Les plaintes ne sont pas nouvelles. Dès le mois de mai, les habitants du secteur avaient alerté les autorités sur les chutes de déchets constatées sur leurs habitations. Selon leurs témoignages, ces résidus se déposent sur les patios, les toits et les espaces communs, provoquant allergies, irritations cutanées et difficultés respiratoires, touchant aussi bien les enfants que les adultes et les personnes âgées.
Une équipe de reportage s’est rendue sur place cette semaine et a constaté que la situation n’a pas évolué. Les riverains expliquent qu’ils sont contraints de vivre portes et fenêtres fermées, ne pouvant ni étendre leur linge, ni profiter pleinement de leurs espaces extérieurs. L’exposition constante à ces particules les pousse à consulter régulièrement les centres de santé, notamment les Cesfam et le DAS, pour des symptômes allergiques et des problèmes respiratoires.
« Nous avons un voisin terriblement gênant ici. Il est évident que les normes ne sont pas respectées, et cela a été signalé à plusieurs reprises », a déclaré Jonathan, un habitant particulièrement affecté. « Rien n’est respecté, que ce soit sur le plan légal ou environnemental. » Il ajoute qu’ils vivent « pratiquement enfermés » en raison de la présence de ces déchets dans l’environnement. « Nous ne pouvons pas sortir sur nos terrasses, nous ne pouvons pas étendre notre linge. Nous devons assumer les coûts d’une climatisation fonctionnant 24 heures sur 24, 7 jours sur 7 », a-t-il précisé.

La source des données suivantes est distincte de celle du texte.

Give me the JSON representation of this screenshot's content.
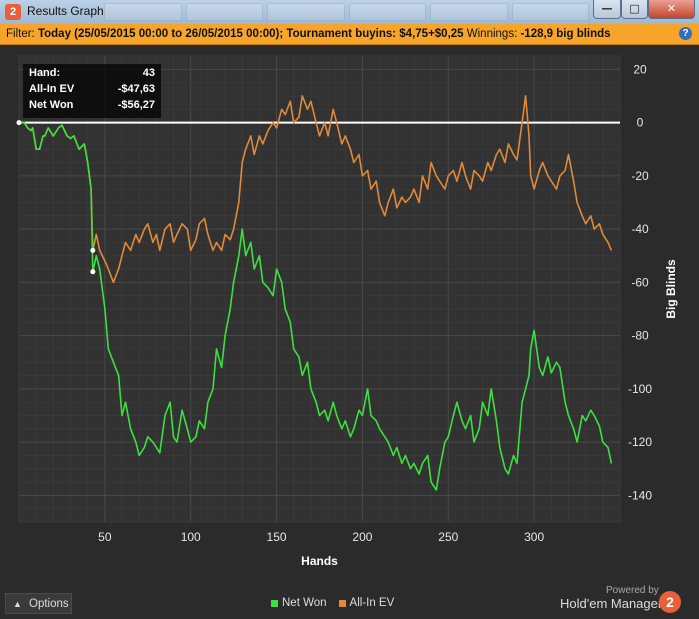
{
  "window": {
    "title": "Results Graph",
    "app_icon": "hm2-logo-icon",
    "minimize_label": "—",
    "maximize_label": "□",
    "close_label": "✕"
  },
  "filter": {
    "prefix": "Filter:",
    "text": "Today (25/05/2015 00:00 to 26/05/2015 00:00); Tournament buyins: $4,75+$0,25",
    "winnings_label": "Winnings:",
    "winnings_value": "-128,9 big blinds",
    "help_label": "?"
  },
  "infobox": {
    "hand_label": "Hand:",
    "hand_value": "43",
    "ev_label": "All-In EV",
    "ev_value": "-$47,63",
    "net_label": "Net Won",
    "net_value": "-$56,27"
  },
  "bottom": {
    "options_label": "Options",
    "powered_by": "Powered by",
    "brand": "Hold'em Manager",
    "brand_logo": "2"
  },
  "colors": {
    "net_won": "#3ee03e",
    "all_in_ev": "#e08a3a",
    "zero_line": "#ffffff",
    "grid": "#3f3f3f",
    "filter_bar": "#f6a42a"
  },
  "chart_data": {
    "type": "line",
    "xlabel": "Hands",
    "ylabel": "Big Blinds",
    "xlim": [
      0,
      350
    ],
    "ylim": [
      -150,
      25
    ],
    "xticks": [
      50,
      100,
      150,
      200,
      250,
      300
    ],
    "yticks": [
      20,
      0,
      -20,
      -40,
      -60,
      -80,
      -100,
      -120,
      -140
    ],
    "legend_position": "bottom-center",
    "grid": true,
    "highlight_hand": 43,
    "series": [
      {
        "name": "Net Won",
        "x": [
          0,
          3,
          5,
          7,
          8,
          10,
          12,
          14,
          15,
          17,
          20,
          23,
          25,
          28,
          30,
          32,
          35,
          38,
          40,
          42,
          43,
          45,
          47,
          50,
          52,
          55,
          58,
          60,
          62,
          65,
          68,
          70,
          73,
          75,
          78,
          80,
          82,
          85,
          88,
          90,
          92,
          95,
          98,
          100,
          103,
          105,
          108,
          110,
          113,
          115,
          118,
          120,
          123,
          125,
          128,
          130,
          132,
          135,
          137,
          140,
          142,
          145,
          148,
          150,
          153,
          155,
          158,
          160,
          163,
          165,
          168,
          170,
          173,
          175,
          178,
          180,
          183,
          185,
          188,
          190,
          193,
          195,
          198,
          200,
          203,
          205,
          208,
          210,
          213,
          215,
          218,
          220,
          223,
          225,
          228,
          230,
          233,
          235,
          238,
          240,
          243,
          245,
          248,
          250,
          253,
          255,
          258,
          260,
          263,
          265,
          268,
          270,
          273,
          275,
          278,
          280,
          283,
          285,
          288,
          290,
          293,
          295,
          297,
          298,
          300,
          303,
          305,
          308,
          310,
          313,
          315,
          318,
          320,
          323,
          325,
          328,
          330,
          333,
          335,
          338,
          340,
          343,
          345
        ],
        "values": [
          0,
          0,
          -2,
          -3,
          -2,
          -10,
          -10,
          -5,
          -5,
          -2,
          -5,
          -2,
          -1,
          -5,
          -6,
          -5,
          -10,
          -8,
          -15,
          -25,
          -56,
          -50,
          -55,
          -70,
          -85,
          -90,
          -95,
          -110,
          -105,
          -115,
          -120,
          -125,
          -122,
          -118,
          -120,
          -122,
          -124,
          -110,
          -105,
          -118,
          -120,
          -108,
          -115,
          -120,
          -118,
          -112,
          -115,
          -105,
          -100,
          -85,
          -92,
          -80,
          -70,
          -60,
          -50,
          -40,
          -50,
          -45,
          -55,
          -50,
          -60,
          -62,
          -65,
          -55,
          -60,
          -70,
          -75,
          -85,
          -88,
          -95,
          -90,
          -100,
          -105,
          -110,
          -108,
          -112,
          -105,
          -110,
          -115,
          -112,
          -118,
          -115,
          -108,
          -110,
          -100,
          -110,
          -112,
          -115,
          -118,
          -120,
          -125,
          -122,
          -128,
          -125,
          -130,
          -128,
          -132,
          -128,
          -125,
          -135,
          -138,
          -130,
          -120,
          -118,
          -110,
          -105,
          -112,
          -115,
          -110,
          -120,
          -115,
          -105,
          -110,
          -100,
          -112,
          -122,
          -130,
          -132,
          -125,
          -128,
          -105,
          -100,
          -95,
          -85,
          -78,
          -92,
          -95,
          -88,
          -94,
          -90,
          -92,
          -105,
          -110,
          -115,
          -120,
          -110,
          -112,
          -108,
          -110,
          -114,
          -120,
          -122,
          -128
        ]
      },
      {
        "name": "All-In EV",
        "x": [
          0,
          3,
          5,
          7,
          8,
          10,
          12,
          14,
          15,
          17,
          20,
          23,
          25,
          28,
          30,
          32,
          35,
          38,
          40,
          42,
          43,
          45,
          47,
          50,
          52,
          55,
          58,
          60,
          62,
          65,
          68,
          70,
          73,
          75,
          78,
          80,
          82,
          85,
          88,
          90,
          92,
          95,
          98,
          100,
          103,
          105,
          108,
          110,
          113,
          115,
          118,
          120,
          123,
          125,
          128,
          130,
          132,
          135,
          137,
          140,
          142,
          145,
          148,
          150,
          153,
          155,
          158,
          160,
          163,
          165,
          168,
          170,
          173,
          175,
          178,
          180,
          183,
          185,
          188,
          190,
          193,
          195,
          198,
          200,
          203,
          205,
          208,
          210,
          213,
          215,
          218,
          220,
          223,
          225,
          228,
          230,
          233,
          235,
          238,
          240,
          243,
          245,
          248,
          250,
          253,
          255,
          258,
          260,
          263,
          265,
          268,
          270,
          273,
          275,
          278,
          280,
          283,
          285,
          288,
          290,
          293,
          295,
          297,
          298,
          300,
          303,
          305,
          308,
          310,
          313,
          315,
          318,
          320,
          323,
          325,
          328,
          330,
          333,
          335,
          338,
          340,
          343,
          345
        ],
        "values": [
          0,
          0,
          -2,
          -3,
          -2,
          -10,
          -10,
          -5,
          -5,
          -2,
          -5,
          -2,
          -1,
          -5,
          -6,
          -5,
          -10,
          -8,
          -15,
          -25,
          -48,
          -42,
          -48,
          -52,
          -55,
          -60,
          -55,
          -50,
          -45,
          -48,
          -42,
          -45,
          -40,
          -38,
          -45,
          -42,
          -48,
          -40,
          -38,
          -45,
          -42,
          -38,
          -40,
          -48,
          -44,
          -38,
          -36,
          -42,
          -48,
          -45,
          -48,
          -42,
          -44,
          -40,
          -30,
          -15,
          -10,
          -5,
          -12,
          -5,
          -8,
          -3,
          0,
          -2,
          5,
          3,
          8,
          0,
          2,
          10,
          5,
          8,
          0,
          -5,
          0,
          -5,
          5,
          0,
          -8,
          -5,
          -10,
          -15,
          -12,
          -20,
          -18,
          -25,
          -22,
          -30,
          -35,
          -30,
          -25,
          -32,
          -28,
          -30,
          -28,
          -25,
          -30,
          -20,
          -25,
          -15,
          -20,
          -22,
          -25,
          -20,
          -18,
          -22,
          -15,
          -20,
          -25,
          -18,
          -20,
          -22,
          -15,
          -18,
          -12,
          -10,
          -15,
          -8,
          -12,
          -14,
          0,
          10,
          -5,
          -20,
          -25,
          -18,
          -15,
          -20,
          -22,
          -25,
          -20,
          -18,
          -12,
          -22,
          -30,
          -35,
          -38,
          -35,
          -40,
          -38,
          -42,
          -45,
          -48
        ]
      }
    ]
  }
}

Jonathan assure que des cas plus graves se sont multipliés ces derniers temps. « Hier, plusieurs voisins, souffrant d’allergies sur tout le corps, au visage et aux bras, ont dû se rendre aux urgences du SAR, et nous avons les preuves documentées », a-t-il affirmé.

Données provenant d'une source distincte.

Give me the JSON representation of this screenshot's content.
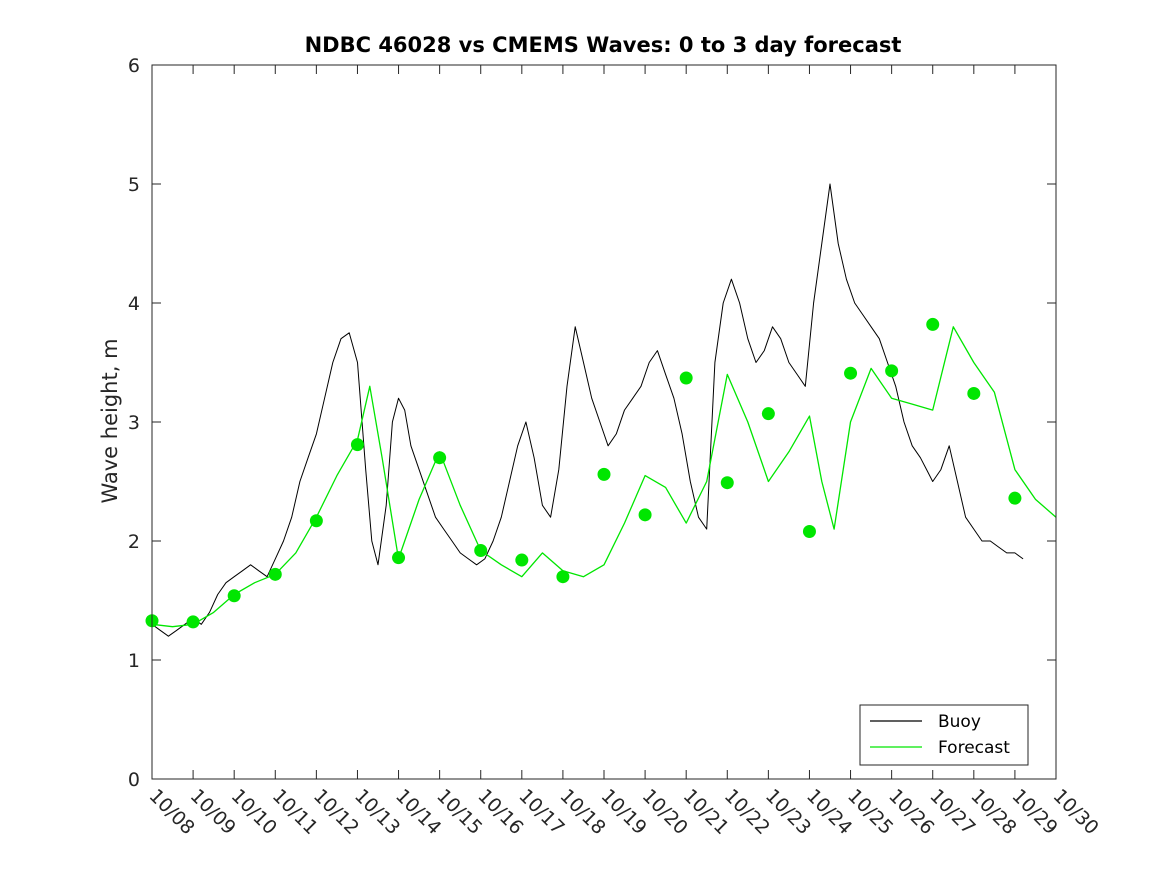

La Seremi de Salud du Maule a confirmé avoir reçu les plaintes et a indiqué qu’elle examine la situation dans le cadre d’une procédure administrative, une réponse formelle étant en cours d’élaboration. Le crématorium, pour sa part, n’a pas souhaité faire de déclaration concernant son fonctionnement ou les accusations portées par les riverains.